Hoy mismo, el FMI modifica las metas de reservas pero mantiene pronósticos sobre la economía en 2023 que ya resultan evidentemente errados y que sin ninguna duda serán corregidos el próximo año, lo cual alargará la crisis todavía más. No hay una sola consultora seria que crea que el país crecerá este año y hasta el Banco Mundial acaba de revertir su pronóstico a 0%, pero el Fondo proyecta que el PBI lo hará un 2%; nadie cree que la inflación sea inferior al 100%, pero el Fondo la estima en menos de 80%. Si estos son los puntos de partida con una meta de déficit fiscal de 1.9%, no será ninguna sorpresa cuando todos estos números se modifiquen y se le perdone al actual gobierno no haber hecho el ajuste que debía hacer.

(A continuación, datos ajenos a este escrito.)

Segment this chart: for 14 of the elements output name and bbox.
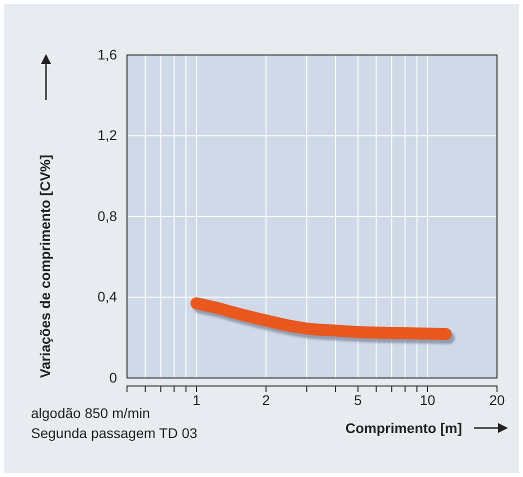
- y-tick-label: 0: [109, 369, 118, 386]
- x-tick-label: 1: [192, 392, 201, 408]
- text: algodão 850 m/min: [31, 405, 150, 421]
- y-tick-label: 0,4: [98, 288, 118, 305]
- x-tick-label: 20: [489, 392, 505, 408]
- y-tick-label: 0,8: [98, 208, 118, 224]
- x-tick-label: 10: [420, 392, 436, 408]
- x-axis-title: Comprimento [m]: [345, 420, 462, 436]
- y-axis-title: Variações de comprimento [CV%]: [37, 154, 53, 378]
- y-tick-label: 1,6: [98, 46, 118, 62]
- text: Segunda passagem TD 03: [31, 425, 198, 441]
- x-tick-label: 2: [262, 392, 270, 408]
- y-tick-label: 1,2: [98, 127, 118, 144]
- x-tick-label: 5: [354, 392, 362, 408]
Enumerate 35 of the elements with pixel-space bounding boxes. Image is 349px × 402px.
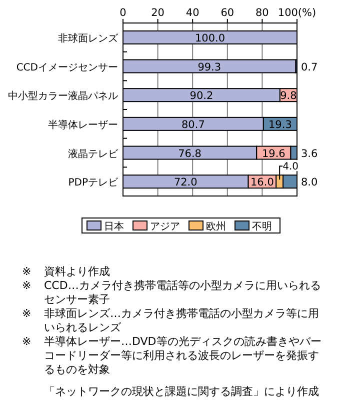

La dinámica de salvatajes permanentes a gobiernos irresponsables perpetúa la crisis de la Argentina. Con buenas intenciones pero errados análisis, algunos liberales le dan la bienvenida a la deuda barata que el FMI le da al Estado argentino con el objetivo de implementar reformas graduales en él, pero los resultados son consistemente negativos desde hace décadas: el “aire” que se obtiene por los salvatajes no se invierte, sino que se consume. Muy pocos creen que el FMI no intervendrá si la crisis se vuelve más grave.
Así como se puede esperar que los gobiernos argentinos cambien si siempre tienen un prestamista de última instancia a disposición, tampoco se puede esperar que el FMI lo haga. Al haberle otorgado el préstamo más oneroso de su historia al gobierno de Macri, Argentina se ha convertido en un país “too big to fail” para el Fondo. Si la economía, hoy sostenida con alfileres en la forma de restricciones absurdas en todos los órdenes, finalmente desbarranca, el FMI perderá la poca credibilidad que aún tiene.
Solo se puede concluir que la relación entre Argentina y el Fondo Monetario Internacional es tóxica: la experiencia y la lógica nos muestran que ninguna de las dos partes cambiará si siguen juntas. Como en los matrimonios fallidos, quizás lo mejor sea partir por caminos separados.